= Occupational safety and health in Tanzania =

Regulations that govern occupational safety and health in the country

Tanzania has a number of laws and regulations that govern occupational safety and health (OSH) protections for workers. The International Labour Organization reports that due to insufficient statistics and consistent reporting, it is impossible to determine the number of workplace accidents that occur in the country.

==History of OSH law in Tanzania==
The first law in Tanzania that related to workers health and safety was the Factories Ordinances Cap. 297 of 1950, that provided for occupational health and safety standards for workers in factories. As most of Tanzania's workforce was employed in the agricultural sector, this ordinance left most workers in the country unprotected. This law was replaced in 2003 with the new Occupational Health and Safety Act No. 5 of 2003, which covers workers in all sectors, including within the public sector and in local government authorities.

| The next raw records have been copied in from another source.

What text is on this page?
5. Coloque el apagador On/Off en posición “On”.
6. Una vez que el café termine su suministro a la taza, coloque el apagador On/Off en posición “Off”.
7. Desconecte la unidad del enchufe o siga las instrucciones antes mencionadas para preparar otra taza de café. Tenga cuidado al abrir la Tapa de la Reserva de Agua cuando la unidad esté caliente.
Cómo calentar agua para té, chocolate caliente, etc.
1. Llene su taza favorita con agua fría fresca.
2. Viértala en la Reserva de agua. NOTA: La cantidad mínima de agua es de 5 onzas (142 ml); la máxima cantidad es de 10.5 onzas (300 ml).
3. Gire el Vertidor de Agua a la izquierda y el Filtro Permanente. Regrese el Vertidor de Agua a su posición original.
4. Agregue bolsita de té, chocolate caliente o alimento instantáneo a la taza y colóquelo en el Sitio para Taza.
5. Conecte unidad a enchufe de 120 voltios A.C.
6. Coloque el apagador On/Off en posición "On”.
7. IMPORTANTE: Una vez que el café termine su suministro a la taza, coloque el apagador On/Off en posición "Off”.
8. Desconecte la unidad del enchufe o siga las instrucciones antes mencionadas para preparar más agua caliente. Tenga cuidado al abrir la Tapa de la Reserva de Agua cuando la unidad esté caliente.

In addition to the general act, the country has also adopted a number of laws providing for protection in individual industries that are perceived to be more hazardous that usual. Some of these laws include:
- Tropical Pesticides Research Institute Act of 1979
- Pharmaceuticals and Poison Act of 1978
- Atomic Energy Act of 2003
- Industrial and Consumer Chemicals Act of 1985
- Public Health Act of 2009
- Mining Act of 2010
The Employment and Labour Relation Act No. 6 of 2004 also contains provisions for OSH, although it is primarily concerned with industrial relations matters rather than worker safety.

In 2008 another important step was made; The establishment of Workers' Compensation Fund through Workers Compensation Act No. 20 of 2008 with objectives of providing for compensation to employees for disablement of death caused by or result from injuries or diseases sustained or contracted in the course of employment; to establish Fund for administration and regulation of workers compensation and to provide for related matter.

==Statistics==
Status of occupational accidents and injuries varies considerably between different sources. It is estimated that in mining and quarry sector, the injury rate is 17 per 1000 workers whereas the manufacturing sector is responsible for 10.1% of total occupational accidents, 9.6% of fatalities, 12.2% of partial disabilities and about 7.4% of temporary disability and the injury rate is 9.9 per 1,000 workers.

Report from National Audit office (NAO) showed that construction/building industry had highest Fatality rate of 23.7% followed by Transport and mining/quarrying that had 20.6% and 20.5 respectively (table 1 below). Injuries in transport sector is another life-threatening risk that continues to claim lives of people especially motorcyclist and public transport (buses). however the major challenge in these information is validity and reliability as the reporting and data keeping system in Tanzania is not well coordinated.

Table 1: Fatality Rate sectorwise
| Sector | Total employees | Number of Fatal Injuries |
| Agriculture, forestry, Fishing | 13,890,054 | 16 |
| Mining and quarrying | 29,223 | 6 |
| Commerce and distribution | 2,486,818 | 12 |
| Manufacturing | 245,449 | 28 |
| Construction/building | 151, | |
| Total | 16,914,805 | 121 |

The presented information may be challenged by several other factors as reporting system is not well functional. There were a total of 6,599 registered workplaces equivalent to 24% of eligible workplaces. This lack of reliable information is a challenge to the authority dealing with OSH matters in Tanzania.